Because the number of air and fuel molecules determine
the potential energy available to force the piston
down on the combustion stroke, and because of the
relatively constant pressure of the atmosphere,
there ultimately will be a limit to the amount of
air and consequently fuel filling the combustion
chamber. This ability to fill the cylinder with
air is its volumetric efficiency. Because the turbocharger
increases the pressure at the point where air is
entering the cylinder, and the amount of air brought
into the cylinder is largely a function of time
and pressure, more air will be drawn in as pressure
increases. The additional air makes it possible
to add more fuel, increasing the power output of
the engine. Also, the intake pressure can be controlled
by a wastegate, which bleeds off excess boost from
the turbocharger.
The application of a compressor to increase pressure
at the point of cylinder air intake is often referred
to as forced induction. Centrifugal superchargers
operate in the same fashion as a turbo; however,
the energy to spin the compressor is taken from
the rotating output energy of the engine's crankshaft
as opposed to exhaust gas. For this reason turbochargers
are ideally more efficient, since their turbines
are actually heat engines, converting some of the
thermal energy from the exhaust gas that would otherwise
be wasted, into useful work. Contrary to popular
belief, this is not totally 'free energy', as it
always creates some amount of exhaust backpressure
which the engine must overcome.
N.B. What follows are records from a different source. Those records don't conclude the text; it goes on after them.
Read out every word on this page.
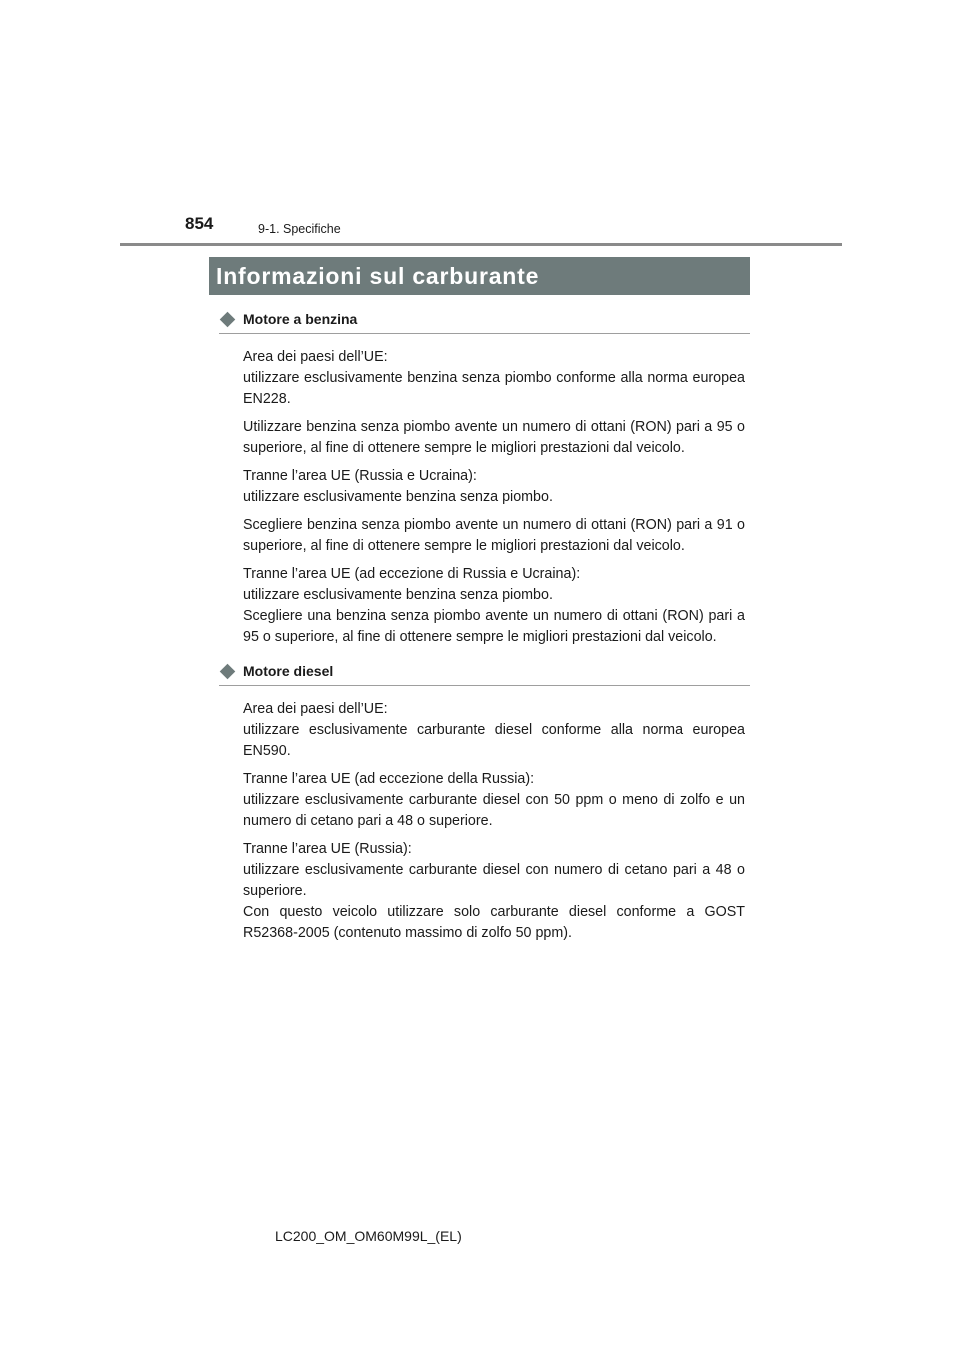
854	9-1. Specifiche
Informazioni sul carburante
Motore a benzina

Area dei paesi dell’UE:

utilizzare esclusivamente benzina senza piombo conforme alla norma europea EN228.

Utilizzare benzina senza piombo avente un numero di ottani (RON) pari a 95 o superiore, al fine di ottenere sempre le migliori prestazioni dal veicolo.

Tranne l’area UE (Russia e Ucraina):

utilizzare esclusivamente benzina senza piombo.

Scegliere benzina senza piombo avente un numero di ottani (RON) pari a 91 o superiore, al fine di ottenere sempre le migliori prestazioni dal veicolo.

Tranne l’area UE (ad eccezione di Russia e Ucraina):

utilizzare esclusivamente benzina senza piombo.

Scegliere una benzina senza piombo avente un numero di ottani (RON) pari a 95 o superiore, al fine di ottenere sempre le migliori prestazioni dal veicolo.

Motore diesel

Area dei paesi dell’UE:

utilizzare esclusivamente carburante diesel conforme alla norma europea EN590.

Tranne l’area UE (ad eccezione della Russia):

utilizzare esclusivamente carburante diesel con 50 ppm o meno di zolfo e un numero di cetano pari a 48 o superiore.

Tranne l’area UE (Russia):

utilizzare esclusivamente carburante diesel con numero di cetano pari a 48 o superiore.

Con questo veicolo utilizzare solo carburante diesel conforme a GOST R52368-2005 (contenuto massimo di zolfo 50 ppm).

LC200_OM_OM60M99L_(EL)
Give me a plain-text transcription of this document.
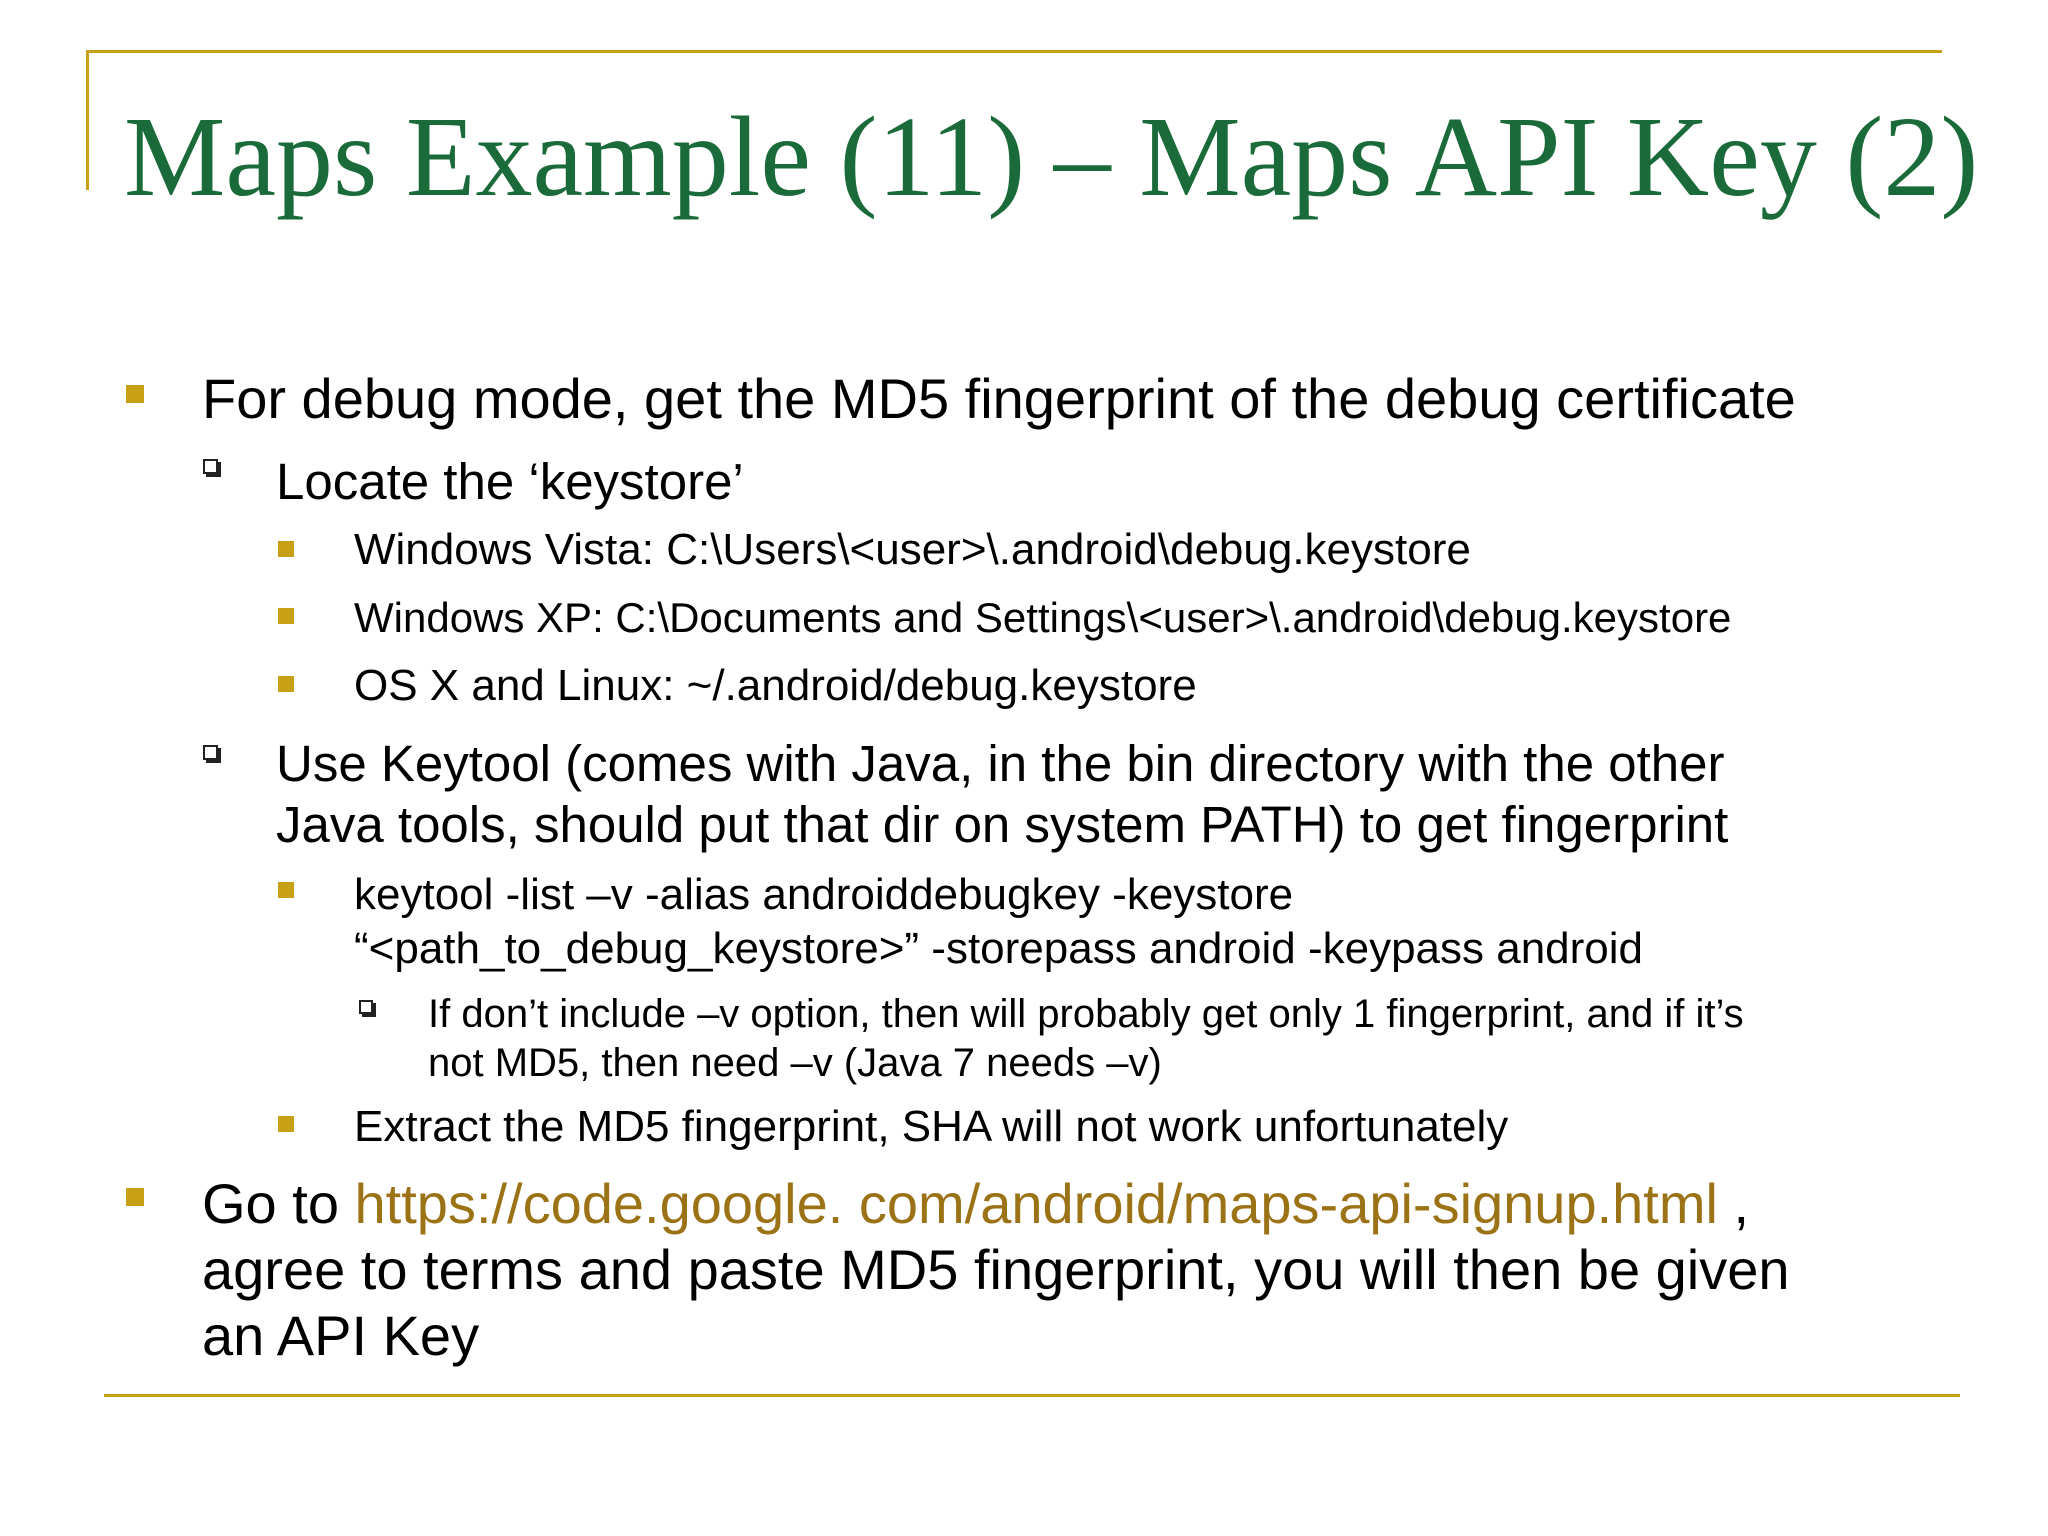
Maps Example (11) – Maps API Key (2)
For debug mode, get the MD5 fingerprint of the debug certificate
Locate the ‘keystore’
Windows Vista: C:\Users\<user>\.android\debug.keystore
Windows XP: C:\Documents and Settings\<user>\.android\debug.keystore
OS X and Linux: ~/.android/debug.keystore
Use Keytool (comes with Java, in the bin directory with the other
Java tools, should put that dir on system PATH) to get fingerprint
keytool -list –v -alias androiddebugkey -keystore
“<path_to_debug_keystore>” -storepass android -keypass android
If don’t include –v option, then will probably get only 1 fingerprint, and if it’s
not MD5, then need –v (Java 7 needs –v)
Extract the MD5 fingerprint, SHA will not work unfortunately
Go to https://code.google. com/android/maps-api-signup.html ,
agree to terms and paste MD5 fingerprint, you will then be given
an API Key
Superchargers use
output energy from an engine to achieve a net gain,
which must be provided from some of the engine's
total output; either directly or from a separate
smaller engine, perhaps electrically driven from
the main engine's generator.
Turbocharging is very common on diesel engines
in conventional automobiles, in trucks, locomotives,
for marine and heavy machinery applications. In
fact, for current automotive applications, non-turbocharged
diesel engines are becoming increasingly rare. Diesels
are particularly suitable for turbocharging for
several reasons:
• Naturally-aspirated diesels will develop
less power than a gasoline engine of the same size,
and will weigh significantly more because diesel
engines require heavier, stronger components. This
gives such engines a poor power-to-weight ratio;
turbocharging can dramatically improve this P:W
ratio, with large power gains for a very small (if
any) increase in weight.
• Diesel engines require more robust construction
because they already run at very high compression
ratio and at high temperatures so they generally
require little additional reinforcement to be able
to cope with the addition of the turbocharger. Gasoline
engines often require extensive modification for
turbocharging.
• Diesel engines have a narrower band of engine
speeds at which they operate, thus making the operating
characteristics of the turbocharger over that "rev
range" less of a compromise than on a gasoline-powered
engine.
• Diesel engines blow nothing but air into
the cylinders during cylinder charging, squirting
fuel into the cylinder only after the intake valve
has closed and compression has begun. Gasoline/petrol
engines differ from this in that both fuel and air
are introduced during the intake cycle and both
are compressed during the compression cycle. The
higher intake charge of temperature forced-induction
engines reduces the amount of compression that is
possible with a gasoline/petrol engine, whereas
diesel engines are far less sensitive to this.